Weighing in on Prof Ho’s comments was Hong Kong-based geospatial engineering surveyor and trainer, Miranda Lui, who also took part in the field trip.
“I clearly see the elements of culture, environment and weather here being so ideal for retirees from China, Hong Kong, Macau and Taiwan, as well as other foreign countries.
“Ipoh certainly has what it takes to appeal to retirees from European countries as well, where the cost to retire is high.
“They generally love the tropical sun and also enjoy the sea, and Ipoh is not far away from the coast.

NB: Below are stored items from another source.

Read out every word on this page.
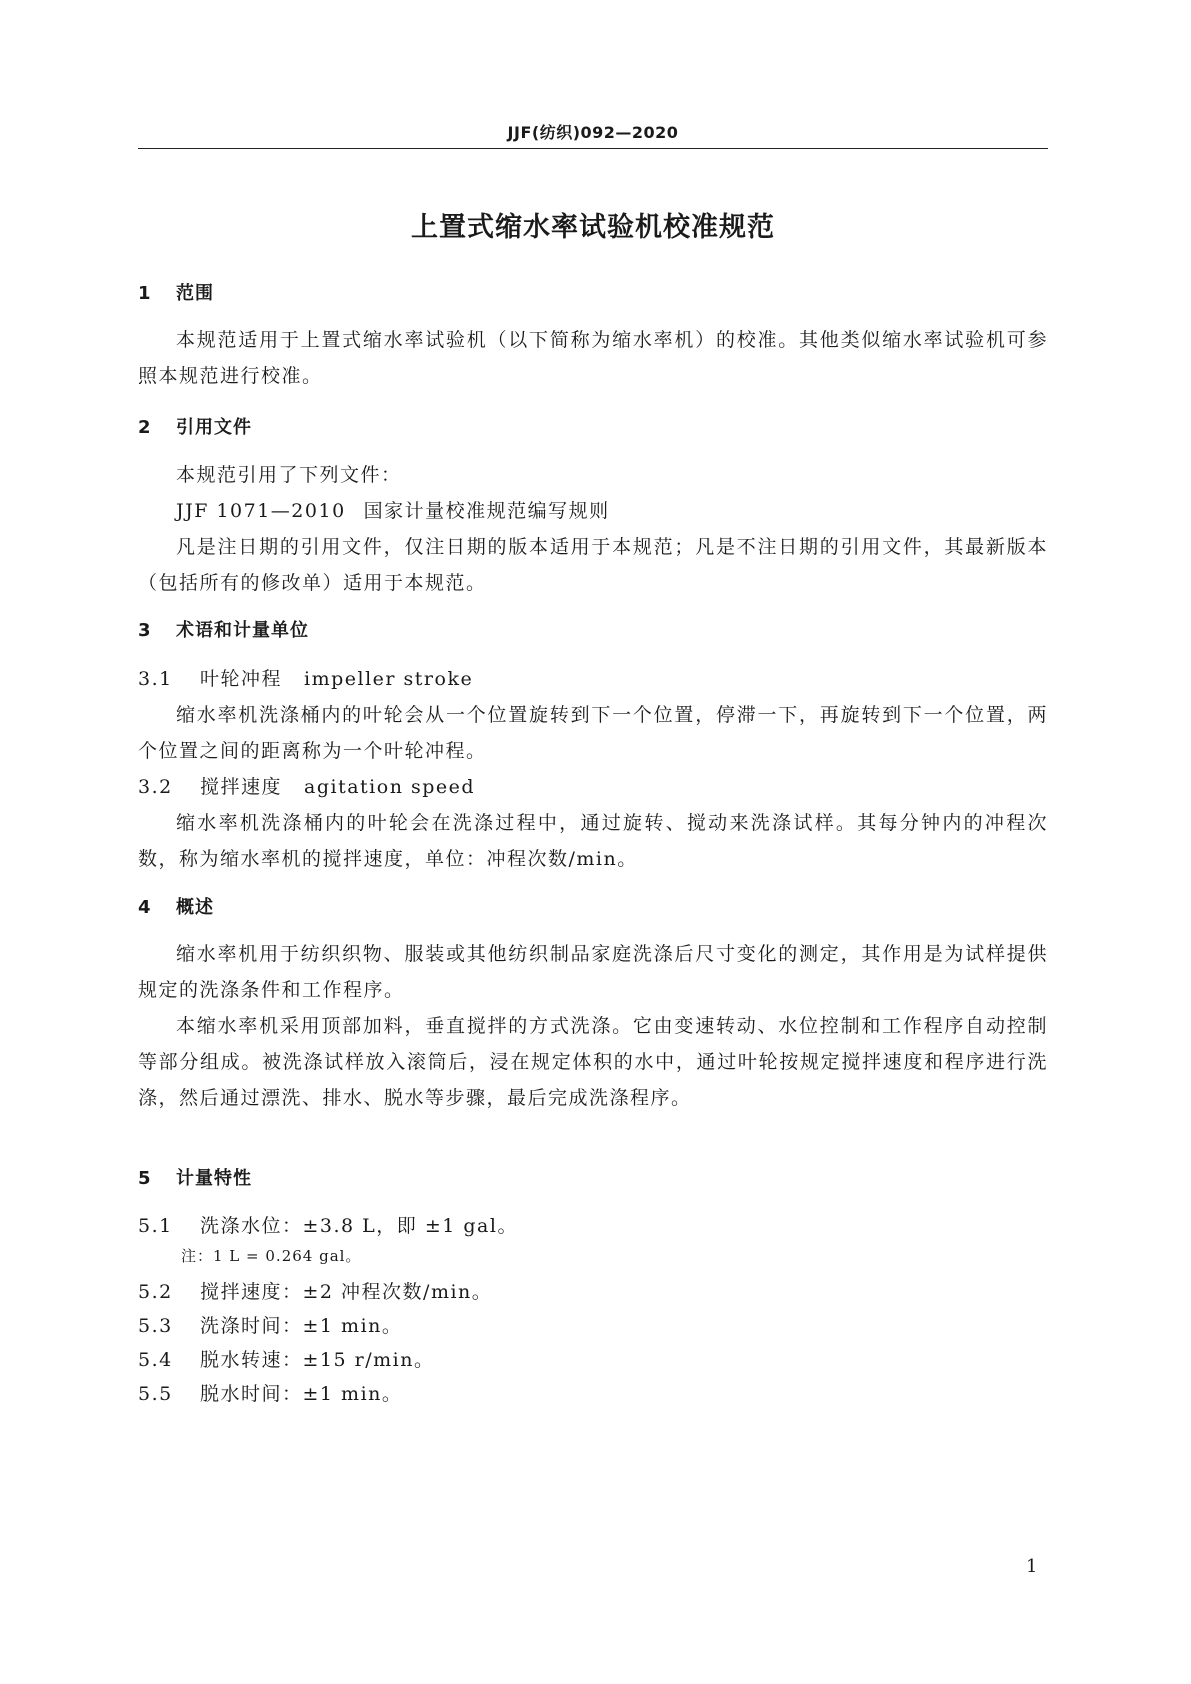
JJF(纺织)092—2020
上置式缩水率试验机校准规范
1 范围
本规范适用于上置式缩水率试验机（以下简称为缩水率机）的校准。其他类似缩水率试验机可参照本规范进行校准。
2 引用文件
本规范引用了下列文件：
JJF 1071—2010 国家计量校准规范编写规则
凡是注日期的引用文件，仅注日期的版本适用于本规范；凡是不注日期的引用文件，其最新版本（包括所有的修改单）适用于本规范。
3 术语和计量单位
3.1 叶轮冲程 impeller stroke
缩水率机洗涤桶内的叶轮会从一个位置旋转到下一个位置，停滞一下，再旋转到下一个位置，两个位置之间的距离称为一个叶轮冲程。
3.2 搅拌速度 agitation speed
缩水率机洗涤桶内的叶轮会在洗涤过程中，通过旋转、搅动来洗涤试样。其每分钟内的冲程次数，称为缩水率机的搅拌速度，单位：冲程次数/min。
4 概述
缩水率机用于纺织织物、服装或其他纺织制品家庭洗涤后尺寸变化的测定，其作用是为试样提供规定的洗涤条件和工作程序。
本缩水率机采用顶部加料，垂直搅拌的方式洗涤。它由变速转动、水位控制和工作程序自动控制等部分组成。被洗涤试样放入滚筒后，浸在规定体积的水中，通过叶轮按规定搅拌速度和程序进行洗涤，然后通过漂洗、排水、脱水等步骤，最后完成洗涤程序。
5 计量特性
5.1 洗涤水位：±3.8 L，即 ±1 gal。
注：1 L = 0.264 gal。
5.2 搅拌速度：±2 冲程次数/min。
5.3 洗涤时间：±1 min。
5.4 脱水转速：±15 r/min。
5.5 脱水时间：±1 min。
1
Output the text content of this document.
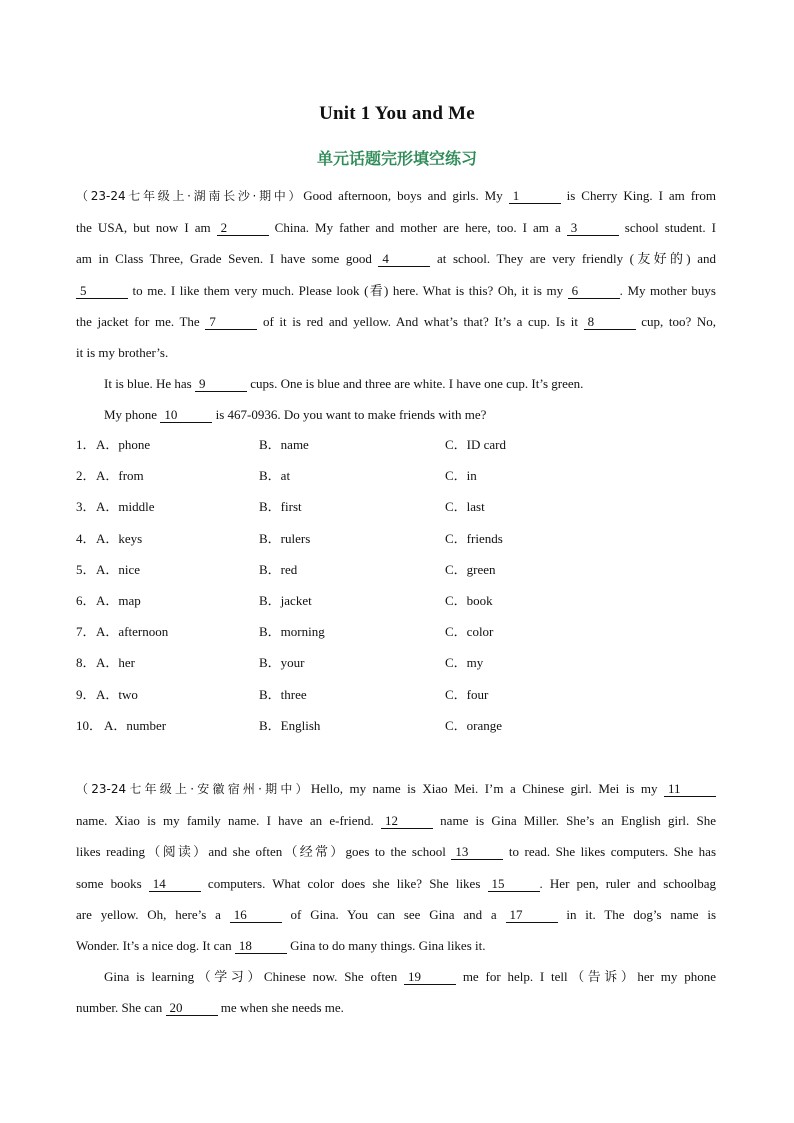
Unit 1 You and Me
单元话题完形填空练习
（23-24七年级上·湖南长沙·期中）Good afternoon, boys and girls. My 1	is Cherry King. I am from
the USA, but now I am 2	China. My father and mother are here, too. I am a 3	school student. I
am in Class Three, Grade Seven. I have some good 4	at school. They are very friendly (友好的) and
5	to me. I like them very much. Please look (看) here. What is this? Oh, it is my 6	. My mother buys
the jacket for me. The 7	of it is red and yellow. And what’s that? It’s a cup. Is it 8	cup, too? No,
it is my brother’s.
It is blue. He has 9	cups. One is blue and three are white. I have one cup. It’s green.
My phone 10	is 467-0936. Do you want to make friends with me?
1． A．phone	B．name	C．ID card
2． A．from	B．at	C．in
3． A．middle	B．first	C．last
4． A．keys	B．rulers	C．friends
5． A．nice	B．red	C．green
6． A．map	B．jacket	C．book
7． A．afternoon	B．morning	C．color
8． A．her	B．your	C．my
9． A．two	B．three	C．four
10． A．number	B．English	C．orange
（23-24七年级上·安徽宿州·期中）Hello, my name is Xiao Mei. I’m a Chinese girl. Mei is my 11
name. Xiao is my family name. I have an e-friend. 12	name is Gina Miller. She’s an English girl. She
likes reading（阅读）and she often（经常）goes to the school 13	to read. She likes computers. She has
some books 14	computers. What color does she like? She likes 15	. Her pen, ruler and schoolbag
are yellow. Oh, here’s a 16	of Gina. You can see Gina and a 17	in it. The dog’s name is
Wonder. It’s a nice dog. It can 18	Gina to do many things. Gina likes it.
Gina is learning（学习）Chinese now. She often 19	me for help. I tell（告诉）her my phone
number. She can 20	me when she needs me.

The state also has beautiful beaches and islands,” she said.
Lui, who is well-versed in the global development trend of Building Information Modelling (BIM), said she would not have realised how interesting and versatile Ipoh was, had she not seen it for herself.
“I think it is necessary for more targeted promotions on Ipoh’s offerings, so that more retirees will be aware when considering their retirement living options,” she added.
Her colleague and chartered surveyor Low Hon-wah, said the spoken language he heard when they were visiting a wet market in the city was “so friendly and close to home”.
“I have been to Ipoh several times but this visit gave me deeper understanding about this beautiful city.
“I will definitely visit again and bring some visitors, who are retirees and soon-to-be retirees, with me for them to see for themselves,” said Low, who is also Global BIM Centre of Excellence research firm vice-president.
China’s Harbin-based senior media producer Yu Quan Jie pointed out that two considerations usually come to mind for those who are planning retirement – quality and finance.
“Quality retirement is where people get to enjoy their retirement life with dignity.
“For this aspect, Ipoh certainly has a lot to offer because overall, the social acceptance is good here, where most people are polite and courteous.
“Foreigners living here also do not feel rejected or isolated from society,” she said.
Yu recalled her experience of falling ill on a previous visit and receiving good treatment at a hospital in Ipoh.
“Although I do not speak much Cantonese, the doctors and nurses’ Mandarin were good.
“I never felt alone although I was sick in a foreign country,” she said.
As far as retirement and finance is concerned, Yu noted that China was getting more expensive and those who cannot afford living there moved out.
“There has been a trend that many mainland citizens were moving to countries in South-East Asia for better investment opportunities and a more liveable environment.
“For Ipoh, this could be a good opportunity for the Government or relevant authorities in doing more to promote Ipoh as an ideal place for retirement to the world.
“Some perks or allowance should also be extended to stakeholders, such as developers that did their part to promote Malaysia as an ideal retirement destination,” she said.
The avid food lover said the good water quality in the state was another reason she kept coming back here.
“Compared with other places, the beansprouts here are bigger, juicier, crunchier and tastier; and I think the rich minerals in the soil and good water quality in and around hilly Ipoh must have done the trick,” she added.
Taiwan-based logistics industry expert Michael Wang, who also took part in the field visit, concurred and said the vast and vibrant choice of delicacies in Ipoh was “indeed a very important factor” to him.
He said he loved what he saw and was looking forward to retire in Malaysia in less than 10 years’ time.
“Hong Kong has seven million Chinese in terms of population, while Singapore has five million.
“For Malaysia, its percentage of Chinese in the community is high at eight million people; and in Ipoh city alone, 70% of dwellers are Chinese.
“This is surely a friendly environment for retirees from Taiwan,” he said, adding that Ipoh was quite close to Malaysia’s capital city of Kuala Lumpur.
“There are many hills in Ipoh but there is also flat land. It is also not far from the sea, with easy access options.
“That is when I realised that I will return here for my retirement,” Wang said.